I am putting in the Yampa from Deerlodge to Split Mountain next week  and with the recent flooding I was wondering if anyone has ran it recently and is there any new obstructions or strainers we should know of? We have 18 people and 9 boats going with two of the boats being rookies in big water. Any input would be great.


----------



## peak (Apr 7, 2006)

haven't been down in years, but going next week also...my hunch is that at this point, all strainers will be floating downstream. but yea, better watch out for them next week, just after peak.

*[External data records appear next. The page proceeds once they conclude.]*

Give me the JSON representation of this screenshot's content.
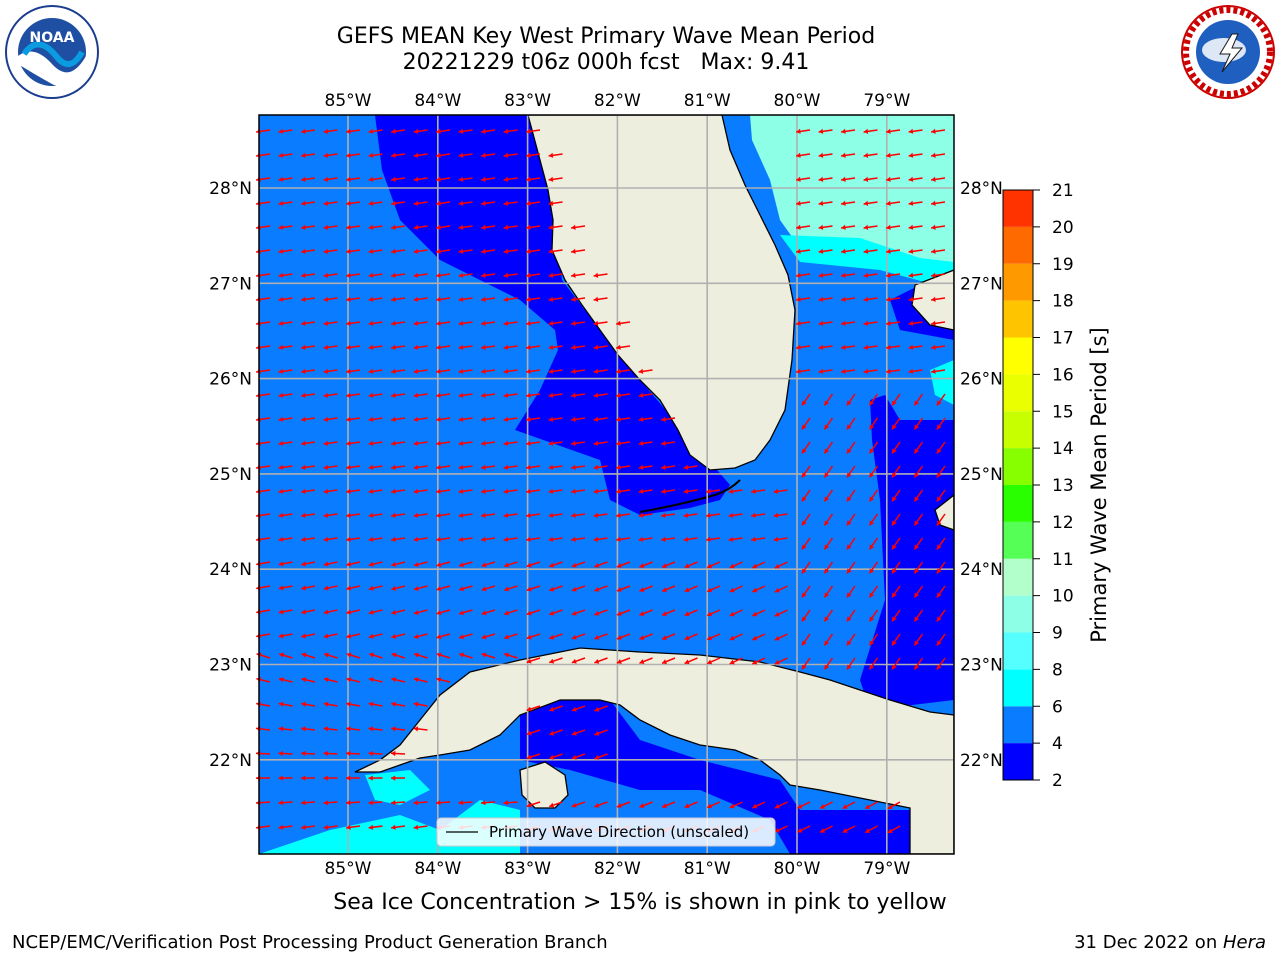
{
  "title": {
    "line1": "GEFS MEAN Key West Primary Wave Mean Period",
    "line2": "20221229 t06z 000h fcst   Max: 9.41"
  },
  "map": {
    "lon_labels": [
      "85°W",
      "84°W",
      "83°W",
      "82°W",
      "81°W",
      "80°W",
      "79°W"
    ],
    "lat_labels": [
      "28°N",
      "27°N",
      "26°N",
      "25°N",
      "24°N",
      "23°N",
      "22°N"
    ],
    "legend_label": "Primary Wave Direction (unscaled)",
    "colors": {
      "land": "#eeeedf",
      "coast": "#000000",
      "arrow": "#ff0000",
      "grid": "#b0b0b0"
    }
  },
  "colorbar": {
    "label": "Primary Wave Mean Period [s]",
    "ticks": [
      "2",
      "4",
      "6",
      "8",
      "9",
      "10",
      "11",
      "12",
      "13",
      "14",
      "15",
      "16",
      "17",
      "18",
      "19",
      "20",
      "21"
    ],
    "colors": [
      "#0000ff",
      "#0a7cff",
      "#00ffff",
      "#55ffff",
      "#8dffe6",
      "#b2ffcc",
      "#55ff55",
      "#2aff00",
      "#88ff00",
      "#c8ff00",
      "#eaff00",
      "#ffff00",
      "#ffc400",
      "#ff9900",
      "#ff6a00",
      "#ff3300",
      "#ff0000"
    ]
  },
  "footer": {
    "note": "Sea Ice Concentration > 15% is shown in pink to yellow",
    "credit_left": "NCEP/EMC/Verification Post Processing Product Generation Branch",
    "credit_date": "31 Dec 2022 on ",
    "credit_host": "Hera"
  },
  "logos": {
    "left": "noaa-logo",
    "left_text": "NOAA",
    "right": "nws-logo"
  }
}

Those entire cottonwoods that sit submerged in the middle of the river with one little branch sticking out are particularly freeky...

I remember seeing an entire floating island (15'-30' square) of tangled driftwood moving downstream on the yampa about ten year ago at Deerlodge.

HIGHWATER EXCITMENT!!!


----------



## utah2420 (May 21, 2008)

*When are you going?*

We are putting in on the 29th, when are you going?



peak said:


> haven't been down in years, but going next week also...my hunch is that at this point, all strainers will be floating downstream. but yea, better watch out for them next week, just after peak.
> 
> Those entire cottonwoods that sit submerged in the middle of the river with one little branch sticking out are particularly freeky...
> 
> ...


----------



## danadog (Mar 18, 2005)

I just got off the Yampa on Sunday 
There were no obstructions that we noticed.
Now we did pass a few dead cows and a couple of elk floating in the eddies that are probably going to floating down stream with the water picking up again.
Have fun and enjoy!


----------



## BarryDingle (Mar 13, 2008)

I took off on the 12th,it was at flood stage when we went thru too. We flew! Ton's of wood was floating down with us but no strainers. Our beach at Box Elder(i believe it was) disappeared overnight. Warm Springs was pretty damn big,we had one veteran flip. Be ready to catch people and/or gear when those rookies go through.


----------



## skipig1 (Apr 21, 2008)

it's gonna be awsome! one way or another


----------